El exterior de la casa luce en buenas condiciones. Hannia Gómez, directora de la Fundación de la Memoria Urbana, subraya que la arquitectura no es sólo la fachada: "Los espacios internos son igual de importantes. No se trata de un cascarón vacío. El uso de oficina no va contra la condición de patrimonio, lo que no puede ser es que se improvise un uso que vaya contra los valores del bien cultural".

Cuando el Mausoleo del Libertador Simón Bolívar estaba en construcción era frecuente ver entrar y salir del lugar a los trabajadores de la obra, que empleaban el inmueble para dejar sus cosas, comer o descansar.

"El uso que le están dando debería obligar a evaluar las condiciones y tomarlo como un incentivo para restaurar el interior. Esta debe ser una oportunidad de rescate, más que una ocasión para que continúe el deterioro", subrayó Gómez.

Lucha de años. La Casa de Bellard no ha estado exenta de la polémica. En la década de los setenta, los habitantes de Altagracia, San José y La Pastora se unieron para evitar la demolición de 300.000 viviendas en esas parroquias sobre las cuales pesaban decretos de expropiación, para ser sustituidas por edificios.
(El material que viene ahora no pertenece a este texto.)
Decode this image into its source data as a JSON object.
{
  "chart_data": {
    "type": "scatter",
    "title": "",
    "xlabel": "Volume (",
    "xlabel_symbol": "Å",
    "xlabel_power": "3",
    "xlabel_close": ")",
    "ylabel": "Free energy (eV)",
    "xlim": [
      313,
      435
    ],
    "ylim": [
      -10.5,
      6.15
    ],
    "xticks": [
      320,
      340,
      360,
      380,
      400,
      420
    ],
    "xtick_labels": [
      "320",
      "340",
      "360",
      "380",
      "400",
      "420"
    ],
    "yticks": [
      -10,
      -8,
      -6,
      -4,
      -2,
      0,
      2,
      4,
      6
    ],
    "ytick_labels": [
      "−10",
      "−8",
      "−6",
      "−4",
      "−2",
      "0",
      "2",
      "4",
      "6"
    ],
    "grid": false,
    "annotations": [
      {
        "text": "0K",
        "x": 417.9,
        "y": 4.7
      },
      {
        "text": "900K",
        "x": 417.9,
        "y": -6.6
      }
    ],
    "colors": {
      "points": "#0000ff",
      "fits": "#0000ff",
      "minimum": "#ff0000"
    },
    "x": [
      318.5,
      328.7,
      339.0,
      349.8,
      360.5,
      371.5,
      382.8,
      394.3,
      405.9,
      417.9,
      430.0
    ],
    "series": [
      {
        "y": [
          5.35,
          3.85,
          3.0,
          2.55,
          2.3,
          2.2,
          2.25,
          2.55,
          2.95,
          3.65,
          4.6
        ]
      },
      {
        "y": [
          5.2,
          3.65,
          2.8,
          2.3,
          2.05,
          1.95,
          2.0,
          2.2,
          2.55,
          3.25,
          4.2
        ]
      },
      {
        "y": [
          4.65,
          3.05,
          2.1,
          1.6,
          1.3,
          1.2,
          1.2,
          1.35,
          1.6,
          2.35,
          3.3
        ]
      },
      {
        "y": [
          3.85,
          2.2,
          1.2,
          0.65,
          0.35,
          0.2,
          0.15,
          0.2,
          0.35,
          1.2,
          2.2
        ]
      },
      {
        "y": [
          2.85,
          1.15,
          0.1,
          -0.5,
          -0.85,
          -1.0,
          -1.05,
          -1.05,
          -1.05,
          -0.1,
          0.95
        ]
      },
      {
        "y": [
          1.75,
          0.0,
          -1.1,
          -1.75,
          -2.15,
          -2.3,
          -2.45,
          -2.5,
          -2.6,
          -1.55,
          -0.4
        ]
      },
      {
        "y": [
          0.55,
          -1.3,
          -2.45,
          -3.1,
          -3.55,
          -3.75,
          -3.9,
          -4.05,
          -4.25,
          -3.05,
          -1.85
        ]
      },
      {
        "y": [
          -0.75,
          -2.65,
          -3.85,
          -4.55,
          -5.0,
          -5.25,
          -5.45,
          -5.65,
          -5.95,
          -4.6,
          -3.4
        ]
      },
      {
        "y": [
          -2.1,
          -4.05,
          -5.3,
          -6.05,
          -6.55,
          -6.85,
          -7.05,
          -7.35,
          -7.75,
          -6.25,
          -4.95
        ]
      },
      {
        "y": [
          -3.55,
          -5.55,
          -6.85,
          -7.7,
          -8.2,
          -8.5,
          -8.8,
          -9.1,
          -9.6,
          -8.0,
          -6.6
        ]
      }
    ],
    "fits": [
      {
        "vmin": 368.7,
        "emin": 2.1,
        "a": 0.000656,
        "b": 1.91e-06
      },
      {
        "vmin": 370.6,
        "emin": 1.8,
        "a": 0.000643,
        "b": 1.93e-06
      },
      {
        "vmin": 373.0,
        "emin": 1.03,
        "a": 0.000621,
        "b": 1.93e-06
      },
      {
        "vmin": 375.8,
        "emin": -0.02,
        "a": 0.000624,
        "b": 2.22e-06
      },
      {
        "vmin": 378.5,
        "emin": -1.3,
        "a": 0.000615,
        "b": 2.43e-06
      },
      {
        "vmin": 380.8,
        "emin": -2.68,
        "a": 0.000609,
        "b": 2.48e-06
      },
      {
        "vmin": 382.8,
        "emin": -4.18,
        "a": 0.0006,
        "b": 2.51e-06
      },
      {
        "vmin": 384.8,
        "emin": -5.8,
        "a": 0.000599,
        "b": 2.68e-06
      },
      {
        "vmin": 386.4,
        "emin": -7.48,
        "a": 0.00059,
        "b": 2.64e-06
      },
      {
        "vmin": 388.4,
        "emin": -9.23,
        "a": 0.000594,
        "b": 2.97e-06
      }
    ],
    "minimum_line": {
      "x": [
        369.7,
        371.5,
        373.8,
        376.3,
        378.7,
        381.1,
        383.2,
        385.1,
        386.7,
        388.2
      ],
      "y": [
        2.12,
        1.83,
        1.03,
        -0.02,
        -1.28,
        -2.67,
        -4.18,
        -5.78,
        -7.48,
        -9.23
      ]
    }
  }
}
El cronista Luis González Guillén, vecino de La Pastora para esa época, recuerda que llegaron a hacer guardia durante las noches para evitar que fuesen derribadas. "En ese momento hubo mucha solidaridad entre los vecinos, tanto que hasta se constituyó el Comité Cultural Conservacionista y de Defensa de las Parroquias San José y Altagracia. Hay que reivindicar esa casa histórica y evitar que se sigan perdiendo esos valores en la ciudad".

Residencia con historia

La Casa Teresa de la Parra aparece en el reverso de los descontinuados billetes de cinco bolívares. Ese fue uno de los argumentos utilizados para exigir que la casa se mantuviera sobre sus fundaciones. En la actualidad colinda al fondo con el café y tienda de recuerdos inaugurada junto con el Mausoleo de Bolívar. Se presume que la residencia de Teresa de Parra cuando vivió en Caracas estaba ubicada en la esquina de Salas, pero ya desapareció.

Los restos de la escritora descansan en el Panteón Nacional, desde que se cumpliera el centenario de su nacimiento en 1989.América Manduca, residente de San José, que tomó parte de la lucha para que derogaran los decretos de expropiación de San José, Altagracia y La Pastora, invitó a la comunidad a que continúe trabajando por la conservación de sus sitios.